The Big Picture: Strange things are afoot with GDP
When the GDP number came out at 3.8% yesterday, I told my colleague I suspected there would be some revelation to suggest that the number was misleading, or unsustainable in some way. Well, it took me until a day later to find this from Barry Ritholtz who suggests not that the numbers are misleading, but they are in fact being gamed, possibly for political reasons:
Yesterday's upwardly revised GDP data is believable only if you accepty the premise that HOME PRICES WENT DOWN IN Q1 2005.

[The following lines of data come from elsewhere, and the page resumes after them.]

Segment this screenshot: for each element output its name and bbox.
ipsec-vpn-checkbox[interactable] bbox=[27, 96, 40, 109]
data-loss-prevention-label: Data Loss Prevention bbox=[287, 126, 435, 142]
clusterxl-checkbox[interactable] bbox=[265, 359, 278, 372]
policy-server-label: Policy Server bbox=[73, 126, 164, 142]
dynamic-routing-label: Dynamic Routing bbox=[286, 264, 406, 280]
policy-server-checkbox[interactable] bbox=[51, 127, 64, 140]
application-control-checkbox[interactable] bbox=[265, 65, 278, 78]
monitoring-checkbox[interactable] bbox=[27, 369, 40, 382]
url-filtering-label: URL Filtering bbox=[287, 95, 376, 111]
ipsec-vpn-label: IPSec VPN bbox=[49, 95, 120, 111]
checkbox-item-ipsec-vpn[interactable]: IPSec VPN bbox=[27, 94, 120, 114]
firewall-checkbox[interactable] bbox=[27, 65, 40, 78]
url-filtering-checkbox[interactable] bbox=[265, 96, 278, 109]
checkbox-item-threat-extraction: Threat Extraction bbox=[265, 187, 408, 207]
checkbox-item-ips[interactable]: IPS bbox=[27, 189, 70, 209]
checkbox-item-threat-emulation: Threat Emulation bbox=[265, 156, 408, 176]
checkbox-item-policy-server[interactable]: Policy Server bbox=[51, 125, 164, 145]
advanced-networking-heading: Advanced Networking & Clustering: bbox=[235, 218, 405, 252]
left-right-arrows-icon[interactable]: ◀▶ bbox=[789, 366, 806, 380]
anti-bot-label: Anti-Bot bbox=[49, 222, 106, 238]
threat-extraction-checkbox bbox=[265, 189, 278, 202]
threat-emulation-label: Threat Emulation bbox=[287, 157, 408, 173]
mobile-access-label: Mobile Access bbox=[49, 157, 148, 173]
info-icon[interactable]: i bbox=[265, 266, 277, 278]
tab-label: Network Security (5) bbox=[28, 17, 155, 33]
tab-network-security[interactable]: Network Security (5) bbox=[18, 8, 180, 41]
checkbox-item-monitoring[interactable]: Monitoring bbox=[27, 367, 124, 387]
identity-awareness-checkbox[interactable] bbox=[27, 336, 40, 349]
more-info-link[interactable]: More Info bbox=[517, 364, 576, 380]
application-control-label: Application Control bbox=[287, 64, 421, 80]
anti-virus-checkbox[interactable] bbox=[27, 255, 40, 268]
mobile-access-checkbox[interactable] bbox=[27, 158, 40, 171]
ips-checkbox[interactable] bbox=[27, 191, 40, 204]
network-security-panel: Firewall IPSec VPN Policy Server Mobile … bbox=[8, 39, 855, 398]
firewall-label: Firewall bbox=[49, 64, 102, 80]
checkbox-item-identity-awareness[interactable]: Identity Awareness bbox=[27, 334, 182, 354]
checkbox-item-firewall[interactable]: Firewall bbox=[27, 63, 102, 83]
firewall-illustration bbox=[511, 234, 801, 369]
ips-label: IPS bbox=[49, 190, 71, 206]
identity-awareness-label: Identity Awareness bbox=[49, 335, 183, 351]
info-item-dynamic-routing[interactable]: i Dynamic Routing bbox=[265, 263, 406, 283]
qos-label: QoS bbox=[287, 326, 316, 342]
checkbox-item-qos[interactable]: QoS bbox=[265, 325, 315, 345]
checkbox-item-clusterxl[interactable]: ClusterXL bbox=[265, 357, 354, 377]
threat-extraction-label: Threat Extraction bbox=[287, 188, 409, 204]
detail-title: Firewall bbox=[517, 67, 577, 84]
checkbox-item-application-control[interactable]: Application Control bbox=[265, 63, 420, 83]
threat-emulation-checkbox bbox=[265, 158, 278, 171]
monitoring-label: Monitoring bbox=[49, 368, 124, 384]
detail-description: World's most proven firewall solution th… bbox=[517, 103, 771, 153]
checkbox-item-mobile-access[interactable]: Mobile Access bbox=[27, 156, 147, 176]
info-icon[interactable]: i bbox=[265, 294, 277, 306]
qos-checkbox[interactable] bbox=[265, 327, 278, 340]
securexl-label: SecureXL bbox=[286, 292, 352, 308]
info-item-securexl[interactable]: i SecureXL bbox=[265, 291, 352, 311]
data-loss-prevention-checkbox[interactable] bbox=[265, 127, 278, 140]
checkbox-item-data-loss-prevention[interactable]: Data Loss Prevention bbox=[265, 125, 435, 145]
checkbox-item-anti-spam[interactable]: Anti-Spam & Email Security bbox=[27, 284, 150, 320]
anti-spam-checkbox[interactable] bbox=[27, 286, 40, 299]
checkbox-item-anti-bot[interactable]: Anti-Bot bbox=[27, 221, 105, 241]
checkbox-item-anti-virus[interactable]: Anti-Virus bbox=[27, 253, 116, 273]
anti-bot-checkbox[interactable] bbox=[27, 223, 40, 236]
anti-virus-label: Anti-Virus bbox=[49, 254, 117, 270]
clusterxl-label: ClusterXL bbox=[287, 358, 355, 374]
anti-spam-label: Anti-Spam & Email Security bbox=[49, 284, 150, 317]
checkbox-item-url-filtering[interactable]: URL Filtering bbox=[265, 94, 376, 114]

Otherwise, the data was gamed.
Follow the bouncing ball: The revisions to GDP inflation accounted for virtually all the net positive
revisions to growth.
How? The GDP implicit price deflator. For the quarter, it was revised downward from 3.16% to 2.89% (a drop of 0.27%). That accomplishes a neat little trick: By (artificially) reducing the rate of inflation, the BEA spikes real GDP growth by the same amount, and total GDP growth revised upward from 3.48% to 3.76% (rounded up to 3.8%), an increase of 0.28%.
The deflator was revised downward from an annualized 3.3% to 1.1%, an astonishing drop of 2.2%, and real housing growth revised from 8.8% to 11.5%, an incease of 2.7%.
Yet year-over-year housing inflation in the GDP is at just 5.2%. Cranking that number up to reality raises inflation, lowers GDP, and spoils everyone's party.
Forget taking the punchbowl away, this crowd is spiking it with LSD.
Nobody should believe that housing prices went down, unless they use a renters-equivalent number like they do in the CPI. But reports suggest that even that number is firming. Something is rotten in the State of Denmark.